I have here the report I referred to, from the Competition and Markets Authority. Paragraph 2.37 states:
“The range of services provided by CMCs can include … (d)”—
among other things—
“providing credit repair and credit hire for non-fault claimants”.
In other words, as far as the CMA is concerned, claims management companies certainly include credit hire companies. In my bit of the industry—underwriting—we would absolutely think that they are part of the same thing. No one has objected to that. It is very clear throughout that section of the CMA report that they are one and the same.
I am grateful to the noble Earl for making that important point. I do not necessarily want to speak on behalf of the Minister, but I sense that his response may be that other people do that work as well. We need to try to ensure that we fulfil my objective that where there is a claim, there should be regulation. There should be a structure whereby there is some control of the companies seeking to exploit the situations certain people who need to bring a claim find themselves in.

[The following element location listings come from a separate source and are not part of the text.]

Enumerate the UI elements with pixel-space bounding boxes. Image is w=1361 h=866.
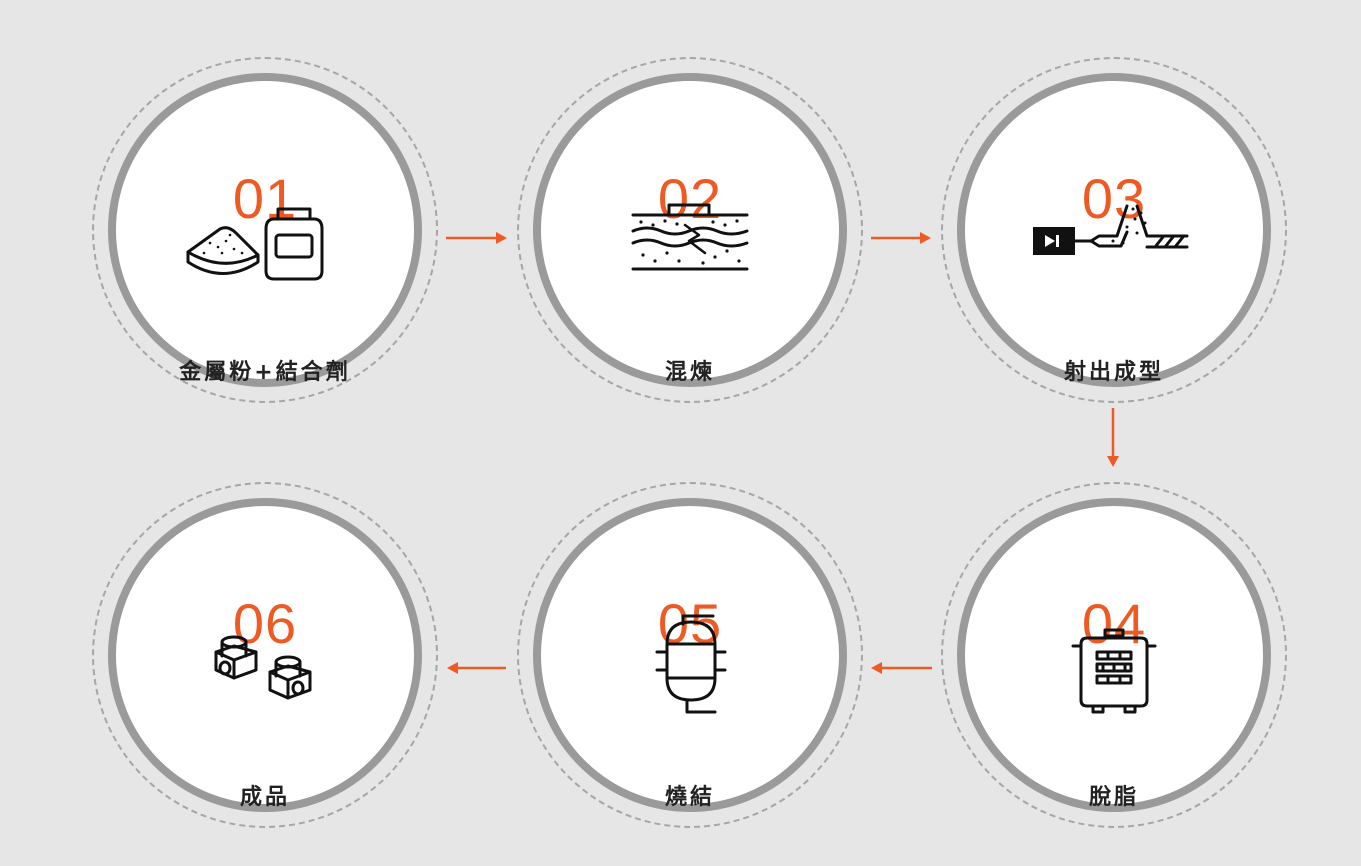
solid-ring: [957, 498, 1271, 812]
debinding-oven-icon: [1071, 628, 1157, 714]
solid-ring: [108, 498, 422, 812]
solid-ring: [957, 73, 1271, 387]
step-06: 06 成品: [92, 482, 438, 828]
arrow-left-04-05: [871, 662, 932, 674]
step-label: 混煉: [664, 360, 715, 385]
arrow-right-02-03: [871, 232, 931, 244]
step-label: 脫脂: [1088, 785, 1139, 810]
dashed-ring: [517, 482, 863, 828]
dashed-ring: [517, 57, 863, 403]
step-03: 03 射出成型: [941, 57, 1287, 403]
solid-ring: [108, 73, 422, 387]
arrow-right-01-02: [446, 232, 507, 244]
step-01: 01 金屬粉+結合劑: [92, 57, 438, 403]
sintering-furnace-icon: [655, 614, 727, 714]
finished-parts-icon: [214, 635, 312, 700]
step-label: 金屬粉+結合劑: [179, 360, 351, 385]
step-label: 成品: [239, 785, 290, 810]
dashed-ring: [92, 482, 438, 828]
step-number: 04: [1081, 592, 1147, 655]
dashed-ring: [941, 57, 1287, 403]
injection-molding-icon: [1033, 204, 1189, 255]
powder-and-jar-icon: [186, 207, 324, 281]
arrow-left-05-06: [447, 662, 506, 674]
solid-ring: [533, 498, 847, 812]
step-label: 燒結: [664, 785, 715, 810]
step-number: 02: [657, 167, 723, 230]
step-05: 05 燒結: [517, 482, 863, 828]
step-label: 射出成型: [1063, 360, 1164, 385]
dashed-ring: [941, 482, 1287, 828]
arrow-down-03-04: [1107, 408, 1119, 467]
mixing-layers-icon: [631, 203, 749, 271]
step-04: 04 脫脂: [941, 482, 1287, 828]
dashed-ring: [92, 57, 438, 403]
step-02: 02 混煉: [517, 57, 863, 403]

I will reflect carefully on all the points my noble friend the Minister raised, but this problem is not going to go away. I can see it increasing.
As I am already becoming aware, there is other legislation in respect of which claims managers are looking at new areas to fasten on to and exploit. We have to be prepared to deal with that in advance, rather than seek to catch up, as we have tried to do for the last 10 years. Let us move ahead. In the meantime, I thank my noble friend for all he has said and I beg leave to withdraw the amendment.